I didn’t talk with Alice for another three months until one day, when I was working in my
flower bed. A breeze persuaded the tall tree to sprinkle me with the first drops of what would
become this year’s shower of sunshine. It seemed to blow Alice along from nowhere, atop a pair
of roller blades. She regarded me from the curbside, unaccountably shy, looking somewhat older
and wiser.
After I asked about her summer, she finally blurted out, “Guess you think I’m really
dumb.” Her tone, suggesting a recent upheaval in self-confidence, signaled that the time had
come to forget the flowers and amble curbside for a heart to heart chat. Alice’s newfound
uncertainty derived in part from her experience at summer camp where she majored in science.
“Miss LaBera helped me with my project. She teaches botany, and she said I was wrong
about your tree and the grass. It isn’t sunshine. It’s only a natural cycle… Someone as old as
you probably knew all along, didn’t you? I sure was wrong.”
“Alice,” I confessed, “I knew. But you know something? In a way you were right.” I
tried to explain how sometimes poets and scientists look at the same thing and see it differently.
Alice soon skated home. And I did something really dumb for someone as old as I, something
really wonderful and poetic! I sprawled on my back in the grass and gazed up at the tall tree. A
tree, thanks to Alice, that really was full of yellow leaves, shining on my face.” (Christian
Science Monitor, Oct. 20, 1988, p. 30-31)
An old man, leaning on a rake, was waiting, waiting for something, waiting for someone,
waiting for Lord knows what.
And a little girl came to him as a sign, as a gift of wonder as she helped an old man see
God’s creation with child-like and poetic insight. She freed him to enter into God’s world with
new eyes.
Centuries before, an old woman, gone into seclusion, and her old life-partner, struck
dumb, were also waiting, waiting for something, waiting for someone, waiting for Lord knows
what.
And a young girl came to them as a sign, as a gift of wonder as she helped them see
God’s promises with poetic insight.
According to Luke, Elizabeth was the first person to recognize God’s gift in Jesus.

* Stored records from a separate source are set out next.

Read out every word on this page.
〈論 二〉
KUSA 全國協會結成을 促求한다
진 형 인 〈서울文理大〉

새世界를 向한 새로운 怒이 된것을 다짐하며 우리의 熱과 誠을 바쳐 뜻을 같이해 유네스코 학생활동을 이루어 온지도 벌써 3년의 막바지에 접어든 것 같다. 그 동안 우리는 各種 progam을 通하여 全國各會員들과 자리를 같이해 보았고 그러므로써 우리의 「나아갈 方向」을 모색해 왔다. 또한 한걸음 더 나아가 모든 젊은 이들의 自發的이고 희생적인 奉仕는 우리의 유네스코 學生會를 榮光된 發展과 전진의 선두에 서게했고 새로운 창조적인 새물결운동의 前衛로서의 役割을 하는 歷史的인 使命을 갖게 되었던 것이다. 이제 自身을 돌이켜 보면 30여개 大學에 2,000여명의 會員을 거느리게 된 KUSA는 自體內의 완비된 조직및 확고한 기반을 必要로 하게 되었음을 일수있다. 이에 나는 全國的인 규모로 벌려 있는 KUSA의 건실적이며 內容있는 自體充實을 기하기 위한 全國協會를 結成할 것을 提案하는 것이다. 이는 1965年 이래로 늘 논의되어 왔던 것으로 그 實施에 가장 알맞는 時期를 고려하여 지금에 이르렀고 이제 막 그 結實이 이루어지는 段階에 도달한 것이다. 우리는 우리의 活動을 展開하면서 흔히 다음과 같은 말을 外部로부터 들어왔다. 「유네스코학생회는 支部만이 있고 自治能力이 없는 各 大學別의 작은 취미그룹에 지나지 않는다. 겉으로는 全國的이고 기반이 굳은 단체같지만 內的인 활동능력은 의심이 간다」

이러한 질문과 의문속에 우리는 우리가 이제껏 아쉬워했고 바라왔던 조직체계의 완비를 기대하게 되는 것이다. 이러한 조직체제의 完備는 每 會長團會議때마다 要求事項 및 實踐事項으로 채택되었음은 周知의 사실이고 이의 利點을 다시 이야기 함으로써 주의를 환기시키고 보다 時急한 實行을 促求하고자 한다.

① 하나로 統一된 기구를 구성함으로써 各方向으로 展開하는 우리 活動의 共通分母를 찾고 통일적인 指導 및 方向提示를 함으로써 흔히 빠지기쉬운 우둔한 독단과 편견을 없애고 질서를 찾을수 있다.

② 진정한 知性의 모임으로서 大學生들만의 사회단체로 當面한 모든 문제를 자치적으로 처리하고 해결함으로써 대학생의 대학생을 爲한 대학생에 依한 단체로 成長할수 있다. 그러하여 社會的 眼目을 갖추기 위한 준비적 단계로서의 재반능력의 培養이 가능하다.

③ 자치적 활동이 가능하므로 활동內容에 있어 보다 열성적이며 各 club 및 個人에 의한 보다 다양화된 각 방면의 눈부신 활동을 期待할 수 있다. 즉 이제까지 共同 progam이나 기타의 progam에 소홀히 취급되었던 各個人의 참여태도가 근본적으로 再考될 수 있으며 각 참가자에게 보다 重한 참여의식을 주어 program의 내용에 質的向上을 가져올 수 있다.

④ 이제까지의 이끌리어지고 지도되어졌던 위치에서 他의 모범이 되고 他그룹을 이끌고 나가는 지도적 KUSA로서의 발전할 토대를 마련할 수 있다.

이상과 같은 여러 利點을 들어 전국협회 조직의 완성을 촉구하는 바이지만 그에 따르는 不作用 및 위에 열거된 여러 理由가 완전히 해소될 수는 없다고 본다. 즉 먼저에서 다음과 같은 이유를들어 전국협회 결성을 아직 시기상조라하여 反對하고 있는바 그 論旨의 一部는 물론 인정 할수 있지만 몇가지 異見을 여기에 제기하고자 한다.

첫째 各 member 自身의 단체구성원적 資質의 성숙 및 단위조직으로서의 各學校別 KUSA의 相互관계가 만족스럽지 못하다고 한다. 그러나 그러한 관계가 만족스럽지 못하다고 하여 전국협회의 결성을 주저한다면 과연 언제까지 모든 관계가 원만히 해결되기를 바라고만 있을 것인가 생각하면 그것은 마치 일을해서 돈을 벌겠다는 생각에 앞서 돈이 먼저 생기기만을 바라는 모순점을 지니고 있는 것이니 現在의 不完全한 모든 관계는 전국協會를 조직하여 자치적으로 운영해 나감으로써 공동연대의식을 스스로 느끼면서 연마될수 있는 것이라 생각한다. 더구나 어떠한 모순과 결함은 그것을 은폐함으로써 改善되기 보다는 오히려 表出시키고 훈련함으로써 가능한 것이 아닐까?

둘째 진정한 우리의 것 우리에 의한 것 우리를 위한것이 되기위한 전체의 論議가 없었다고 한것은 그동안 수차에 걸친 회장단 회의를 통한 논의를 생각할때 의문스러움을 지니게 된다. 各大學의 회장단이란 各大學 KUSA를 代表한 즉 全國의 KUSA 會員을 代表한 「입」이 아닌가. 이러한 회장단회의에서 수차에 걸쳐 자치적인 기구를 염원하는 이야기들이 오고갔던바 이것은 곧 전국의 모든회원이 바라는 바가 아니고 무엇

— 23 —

Rather amazing, since he was not yet born but still in Mary’s womb. Elizabeth was filled with
God’s Spirit. She knew immediately what it meant and she said to Mary, “Blessed you are
among women and blessed is the fruit of your womb. And why has this happened to me, that the
mother of my Lord comes to me. For as soon as I heard the sound of your greeting, the child in
my womb leaped for joy.” (1:41f)
Elizabeth and Zechariah were expecting something, waiting for someone, sensing
through their own miracle that God was at work on something bigger, and their miracle would
somehow fit into a larger story of what God was doing in that season.
I hope you are also convinced that God is somehow working among us, in our lives, in
our stories. Your story is God’s story, just as it was with Mary, and with Elizabeth and
Zechariah. That somehow in the in-between predicaments and half-way developments of our
lives, God is at work. It hasn’t come to fruition yet – but God is working out a Holy Purpose
within and through us that cannot yet be fully discerned.
Luke says Mary stayed with Elizabeth for three months, her first trimester, until the time
when Elizabeth delivered her baby, and then Mary returned to Nazareth.
While together, sharing female wisdom, Mary articulates the words of what we call the
Magnificat, radical words that were based on an earlier female prophesy of Hannah. With her
role model and mentor, Mary had gained new confidence, new insight, and new courage. She
was ready to return home to Nazareth and face whatever awaited her: her parents…and Joseph.
How would this story have been different without Elizabeth and Zechariah? If Elizabeth
had not recognized God at work within Mary – could Mary have ever seen it herself?
Are we also able to see God at work within us? And are we willing to be part of God’s
unfolding story, written across the chapters of our lives? Amen.